Version 2.2.alpha.6 of glycin is now available. The version brings support for reading and writing the pixel density in JPG, PNG, and TIFF images. The data is now also accessible via the “Image Properties” in Loupe. A prominent application of this feature is to store the DPI used when scanning an image, which then allows users to print the scanned image in the same physical size as the original document. This has been one of the last features that was missing to achieve feature parity with gdk-pixbuf, which we plan to replace with glycin. Support via gdk-pixbuf glycin loaders will be added soon.
Glycin now also reads OpenEXR images that use half precision floats into the same memory format, saving half of the memory compared to the previously used single precision floats. Support for the Radiance HDR format has been added as well.
The lcms2 library has been dropped in favor of moxcms, which is written in safe Rust and improves the performance for images with ICC profiles noticeably. Internally, there is now a mechanism for a loader to report if ICC profiles or CICP (HDR instructions) should be preferred, since this differs between image formats.
Sophie’s work is funded by the GNOME Fellowship program. You can support the fellowship program via a donation.
The default network monitor in GLib, a netlink implementation of GNetworkMonitor, has been significantly updated by Sorah Fukumori to improve its performance. This will particularly help on systems with large routing tables (like servers), but should benefit all users. More details in https://gitlab.gnome.org/GNOME/glib/-/merge_requests/5222.
GLib now requires a C11 toolchain to build itself, and to build projects that depend on GLib. All supported compilers—GCC, Clang, MSVC—are compliant enough already, so nothing should change for GLib users. More details, and future plans, in https://gitlab.gnome.org/GNOME/glib/-/merge_requests/3574. Also, you can always check the toolchain requirements in the GLib repository.
July is Disability Pride Month! I used the occasion to write a blog post share my thoughts on accessibility in GNOME and the current state and potential ways forward, like establishing a Accessibility Team.

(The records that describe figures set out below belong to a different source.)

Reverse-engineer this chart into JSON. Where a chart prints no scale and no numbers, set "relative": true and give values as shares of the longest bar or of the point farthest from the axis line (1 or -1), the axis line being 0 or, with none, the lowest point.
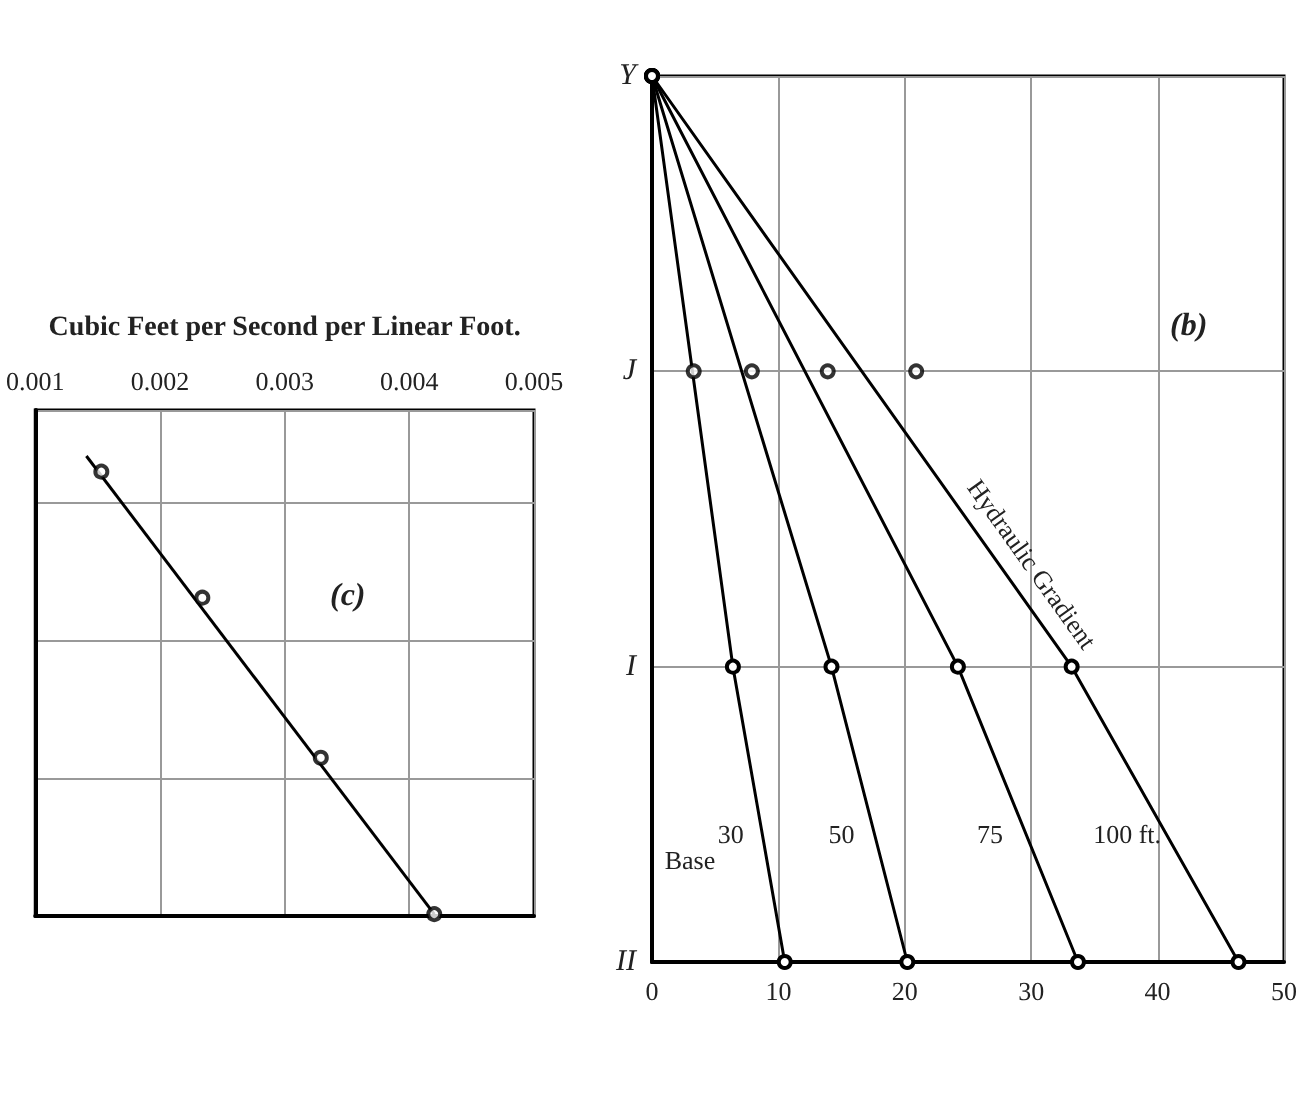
{
  "chart_data": [
    {
      "type": "scatter",
      "title": "(c)",
      "xlabel": "Cubic Feet per Second per Linear Foot.",
      "relative": true,
      "grid": true,
      "marker": "circle",
      "xlim": [
        0.001,
        0.005
      ],
      "xticks": [
        0.001,
        0.002,
        0.003,
        0.004,
        0.005
      ],
      "series": [
        {
          "color": "#000000",
          "x": [
            0.00153,
            0.00234,
            0.00329,
            0.0042
          ],
          "values": [
            0.966,
            0.692,
            0.344,
            0.004
          ]
        },
        {
          "type": "line",
          "color": "#000000",
          "marker": "none",
          "x": [
            0.00141,
            0.0042
          ],
          "values": [
            1,
            0.004
          ]
        }
      ]
    },
    {
      "type": "line",
      "orientation": "horizontal",
      "title": "(b)",
      "grid": true,
      "marker": "circle",
      "xlim": [
        0,
        50
      ],
      "xticks": [
        0,
        10,
        20,
        30,
        40,
        50
      ],
      "categories": [
        "Y",
        "J",
        "I",
        "II"
      ],
      "series": [
        {
          "name": "30",
          "color": "#000000",
          "values": [
            0,
            null,
            6.4,
            10.5
          ]
        },
        {
          "name": "50",
          "color": "#000000",
          "values": [
            0,
            null,
            14.2,
            20.2
          ]
        },
        {
          "name": "75",
          "color": "#000000",
          "values": [
            0,
            null,
            24.2,
            33.7
          ]
        },
        {
          "name": "100 ft.",
          "color": "#000000",
          "values": [
            0,
            null,
            33.2,
            46.4
          ]
        },
        {
          "type": "scatter",
          "color": "#000000",
          "x": [
            "J",
            "J",
            "J",
            "J"
          ],
          "values": [
            3.3,
            7.9,
            13.9,
            20.9
          ]
        }
      ],
      "annotations": [
        "Base",
        "Hydraulic Gradient"
      ]
    }
  ]
}
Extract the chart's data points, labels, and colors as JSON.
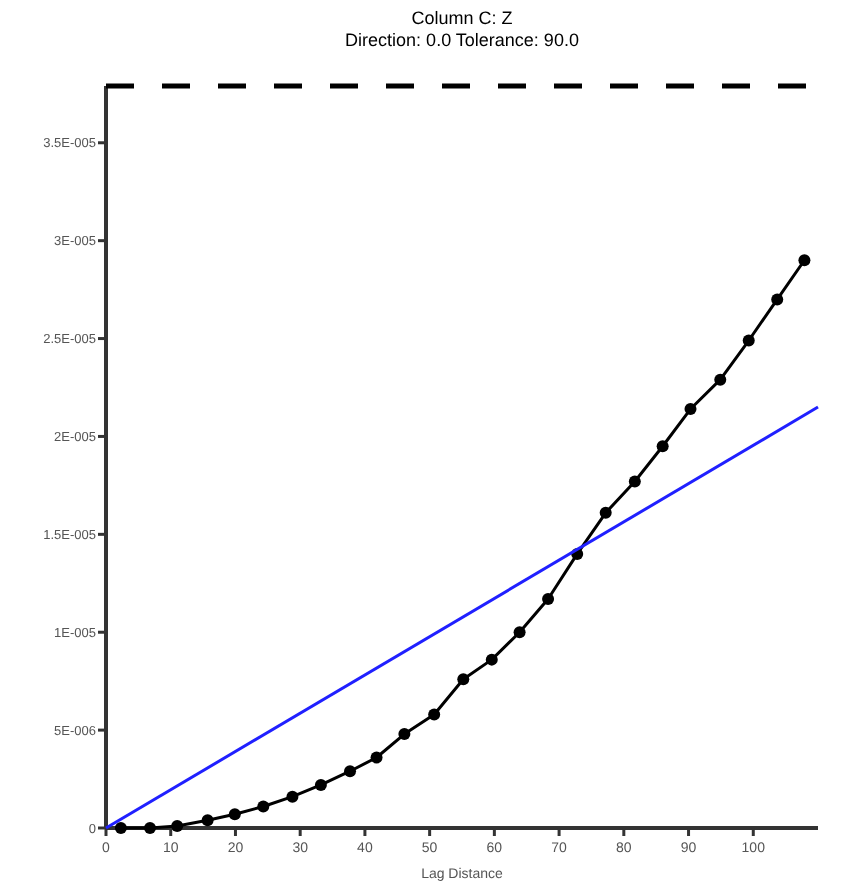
{
  "chart_data": {
    "type": "line",
    "title": "Column C:  Z",
    "subtitle": "Direction: 0.0   Tolerance: 90.0",
    "xlabel": "Lag Distance",
    "xlim": [
      0,
      110
    ],
    "xticks": [
      0,
      10,
      20,
      30,
      40,
      50,
      60,
      70,
      80,
      90,
      100
    ],
    "ylim": [
      0,
      3.79e-05
    ],
    "yticks": [
      0,
      {
        "value": 5e-06,
        "label": "5E-006"
      },
      {
        "value": 1e-05,
        "label": "1E-005"
      },
      {
        "value": 1.5e-05,
        "label": "1.5E-005"
      },
      {
        "value": 2e-05,
        "label": "2E-005"
      },
      {
        "value": 2.5e-05,
        "label": "2.5E-005"
      },
      {
        "value": 3e-05,
        "label": "3E-005"
      },
      {
        "value": 3.5e-05,
        "label": "3.5E-005"
      }
    ],
    "grid": false,
    "line_style": "solid",
    "ref_lines": [
      {
        "axis": "y",
        "value": 3.79e-05,
        "label": null,
        "color": "#000000",
        "line_style": "dashed"
      }
    ],
    "series": [
      {
        "color": "#000000",
        "marker": "circle",
        "x": [
          2.3,
          6.8,
          11,
          15.7,
          19.9,
          24.3,
          28.8,
          33.2,
          37.7,
          41.8,
          46.1,
          50.7,
          55.2,
          59.6,
          63.9,
          68.3,
          72.8,
          77.2,
          81.7,
          86,
          90.3,
          94.9,
          99.3,
          103.7,
          107.9
        ],
        "values": [
          0,
          0,
          1e-07,
          4e-07,
          7e-07,
          1.1e-06,
          1.6e-06,
          2.2e-06,
          2.9e-06,
          3.6e-06,
          4.8e-06,
          5.8e-06,
          7.6e-06,
          8.6e-06,
          1e-05,
          1.17e-05,
          1.4e-05,
          1.61e-05,
          1.77e-05,
          1.95e-05,
          2.14e-05,
          2.29e-05,
          2.49e-05,
          2.7e-05,
          2.9e-05
        ]
      },
      {
        "color": "#2020ff",
        "marker": "none",
        "x": [
          0,
          110
        ],
        "values": [
          0,
          2.15e-05
        ]
      }
    ]
  }
}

We published a blog post announcing a new project as part of this year’s Prototypefund to improve testing and development workflows on image-based OSes like GNOMEOS.

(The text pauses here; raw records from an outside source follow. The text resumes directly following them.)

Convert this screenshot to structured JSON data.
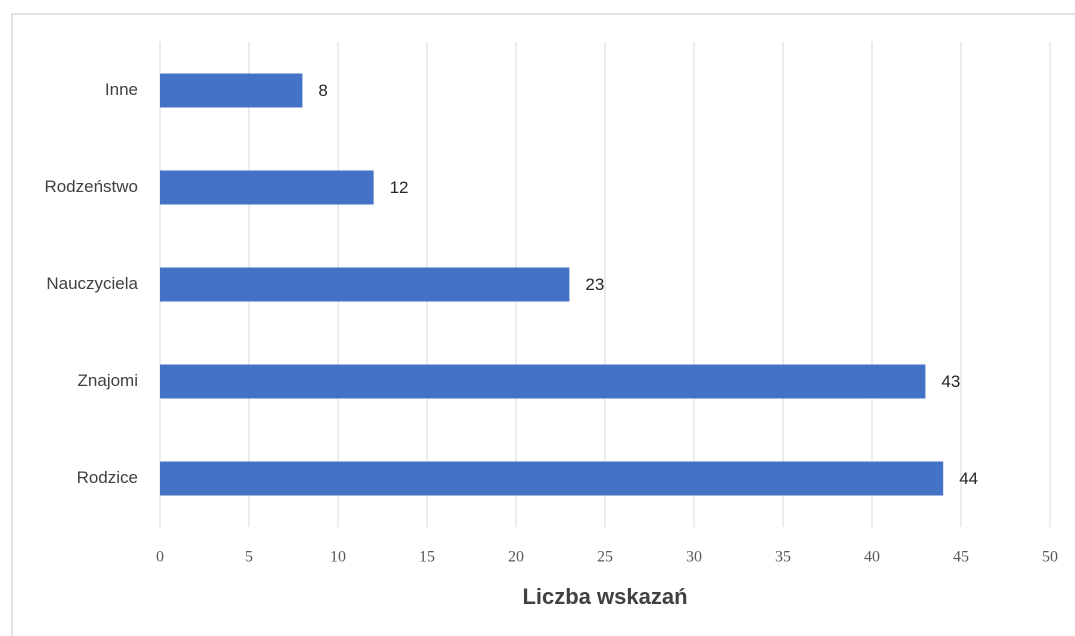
{
  "chart_data": {
    "type": "bar",
    "orientation": "horizontal",
    "x_label": "Liczba wskazań",
    "categories": [
      "Inne",
      "Rodzeństwo",
      "Nauczyciela",
      "Znajomi",
      "Rodzice"
    ],
    "values": [
      8,
      12,
      23,
      43,
      44
    ],
    "color": "#4472c4",
    "xlim": [
      0,
      50
    ],
    "xticks": [
      0,
      5,
      10,
      15,
      20,
      25,
      30,
      35,
      40,
      45,
      50
    ],
    "grid": true
  }
}
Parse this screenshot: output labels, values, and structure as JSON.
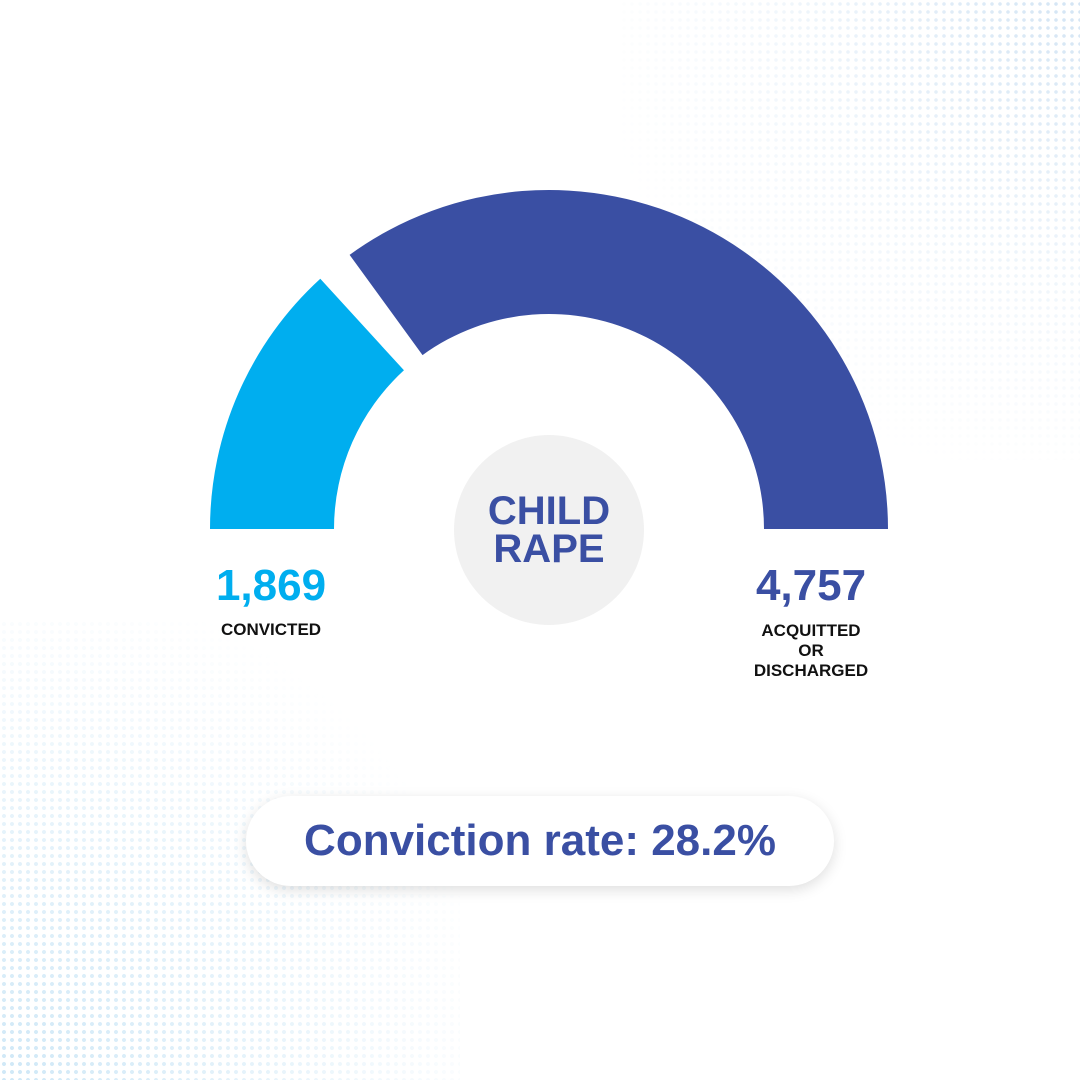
{
  "colors": {
    "convicted": "#00aeef",
    "acquitted": "#3a4fa3",
    "text_dark": "#111111",
    "center_bg": "#f1f1f1"
  },
  "center_title": "CHILD\nRAPE",
  "rate_text": "Conviction rate: 28.2%",
  "chart_data": {
    "type": "pie",
    "subtype": "semicircle-gauge",
    "title": "CHILD RAPE",
    "segments": [
      {
        "name": "CONVICTED",
        "value": 1869,
        "display": "1,869",
        "color": "#00aeef"
      },
      {
        "name": "ACQUITTED OR DISCHARGED",
        "value": 4757,
        "display": "4,757",
        "label_lines": "ACQUITTED\nOR\nDISCHARGED",
        "color": "#3a4fa3"
      }
    ],
    "annotation": "Conviction rate: 28.2%"
  }
}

As part of this we’ll build a new app (tentatively called Test Center), to install and manage experimental versions of apps and system components (think Apple TestFlight, or the old Mozilla Labs), along with a number of other improvements to the system component developer story.
If you’re a developer using GNOMEOS we’d love to hear your input on this! What is currently most annoying when developing and testing your software, which workflows are awkward in a fully image-based world, what are tools you’re missing, etc.

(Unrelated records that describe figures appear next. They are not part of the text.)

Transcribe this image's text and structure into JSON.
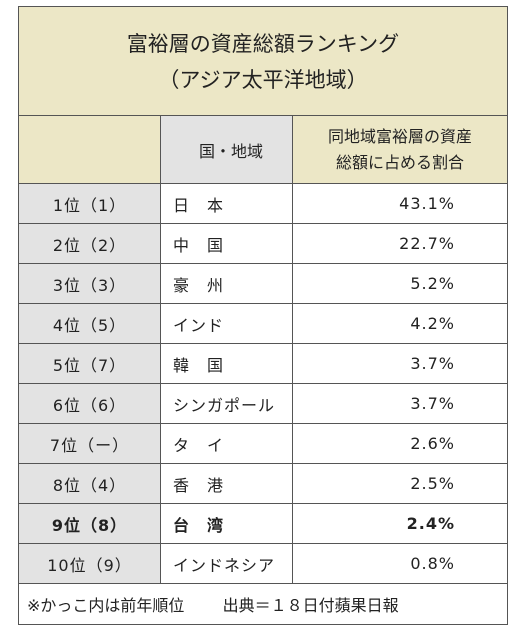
{
  "title": {
    "line1": "富裕層の資産総額ランキング",
    "line2": "（アジア太平洋地域）"
  },
  "header": {
    "country": "国・地域",
    "share_line1": "同地域富裕層の資産",
    "share_line2": "総額に占める割合"
  },
  "rows": [
    {
      "rank": "1位（1）",
      "country": "日　本",
      "share": "43.1%"
    },
    {
      "rank": "2位（2）",
      "country": "中　国",
      "share": "22.7%"
    },
    {
      "rank": "3位（3）",
      "country": "豪　州",
      "share": "5.2%"
    },
    {
      "rank": "4位（5）",
      "country": "インド",
      "share": "4.2%"
    },
    {
      "rank": "5位（7）",
      "country": "韓　国",
      "share": "3.7%"
    },
    {
      "rank": "6位（6）",
      "country": "シンガポール",
      "share": "3.7%"
    },
    {
      "rank": "7位（ー）",
      "country": "タ　イ",
      "share": "2.6%"
    },
    {
      "rank": "8位（4）",
      "country": "香　港",
      "share": "2.5%"
    },
    {
      "rank": "9位（8）",
      "country": "台　湾",
      "share": "2.4%"
    },
    {
      "rank": "10位（9）",
      "country": "インドネシア",
      "share": "0.8%"
    }
  ],
  "footer": {
    "note": "※かっこ内は前年順位",
    "source": "出典＝１８日付蘋果日報"
  }
}
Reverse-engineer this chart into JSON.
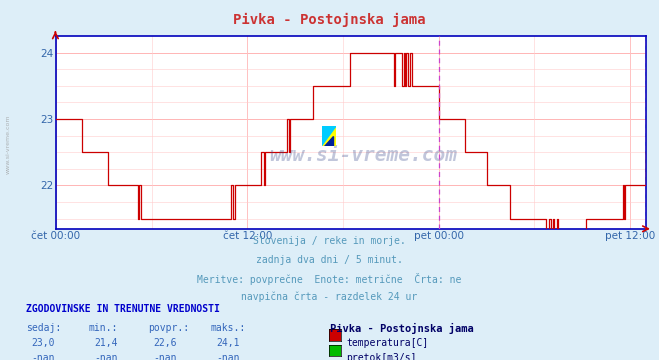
{
  "title": "Pivka - Postojnska jama",
  "bg_color": "#ddeef8",
  "plot_bg_color": "#ffffff",
  "grid_color": "#ffcccc",
  "grid_major_color": "#ffaaaa",
  "line_color": "#cc0000",
  "axis_color": "#0000bb",
  "text_color": "#5599bb",
  "label_color": "#3366aa",
  "ylim_min": 21.35,
  "ylim_max": 24.25,
  "yticks": [
    22,
    23,
    24
  ],
  "xtick_labels": [
    "čet 00:00",
    "čet 12:00",
    "pet 00:00",
    "pet 12:00"
  ],
  "vline_color": "#cc44cc",
  "subtitle_lines": [
    "Slovenija / reke in morje.",
    "zadnja dva dni / 5 minut.",
    "Meritve: povprečne  Enote: metrične  Črta: ne",
    "navpična črta - razdelek 24 ur"
  ],
  "table_header": "ZGODOVINSKE IN TRENUTNE VREDNOSTI",
  "table_cols": [
    "sedaj:",
    "min.:",
    "povpr.:",
    "maks.:"
  ],
  "table_vals_temp": [
    "23,0",
    "21,4",
    "22,6",
    "24,1"
  ],
  "table_vals_pretok": [
    "-nan",
    "-nan",
    "-nan",
    "-nan"
  ],
  "legend_label": "Pivka - Postojnska jama",
  "legend_items": [
    "temperatura[C]",
    "pretok[m3/s]"
  ],
  "legend_colors": [
    "#cc0000",
    "#00bb00"
  ],
  "watermark": "www.si-vreme.com",
  "watermark_color": "#334488",
  "logo_colors": [
    "#ffff00",
    "#00ccff",
    "#002299"
  ],
  "left_watermark": "www.si-vreme.com",
  "n_points": 432
}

This week I released on update to Lockpicker, a new application to recover passwords from their hash. On top of some minor UI tweaks, Lockpicker now allows you to import multiple rule files simultaneously. Also, a nice new quality of life update is that you can now undo your action when you removed a module, rule or wordlist.
Note that you are going to have to provide your own hashcat rule files to Lockpicker, these are widely available at different Github repos. A future update in Lockpicker will focus on creating rules yourself straight from the UI.
Phosh now supports hiding and disabling applications. This is useful on immutable systems where software from the base images can’t be uninstalled. We also added a load meter status bar plugin that can be enabled to show the current system load as a small graph. The Wayland compositor phoc now uses wlroots 0.20.1 and the on-screen keyboard now allows to set keyboard layouts per application. This can be used to e.g. force a terminal layout for the text editor you’re using for programming on your phone 🤓. We also added key-repeat for keys in the shortcuts bar like ⬅️⬆️⬇️➡️.
Flare version 0.21.0 was released this week. Besides fixing linking (which broke on the latest version of Signal), this release contains a new backend-library for the Signal integration, flare-backend. This should make maintenance as well as developing new features for Flare a lot easier in the future. As an example, this release fixes some weird behavior with edit messages, and adds support for group labels. I have written a short blog-post introducing flare-backend if you are interested in reading more about it.
Automatic Theme Switcher is a GNOME Shell extension that switches between light and dark themes based on the sun at your location - sunrise/sunset, dawn/dusk, golden hour, or your own custom times. Set your location manually or detect it approximately with one click.
This week version 11 landed on extensions.gnome.org, adding support for GNOME 50 (the extension now covers GNOME 45 through 50). It follows a major update that brought per-monitor brightness control, including external monitors via DDC/CI, gradual brightness transitions that ramp your screens gently down for the night and back up for the day, a manual override that respects your Quick Settings toggle instead of fighting it, Night Light synchronization, and a live countdown to the next switch in the preferences window.
OmniPanel is an extension that provides advanced Multi-Monitor window management to improve productivity.
It features smart-autoplacement of windows in configurable zones. It also renders the Gnome top bar on every screen (something that is not yet native to Gnome today)
Features:
Top bar on every active screen, including active Extensions
Window tiling with Zone designing and auto-placement
Stack specific windows in Zones
Auto-tiling capability without needing to draw zones
Use either the mouse or hotkeys for switching/moving
To install, find it via “OmniPanel” in Extension Manager natively.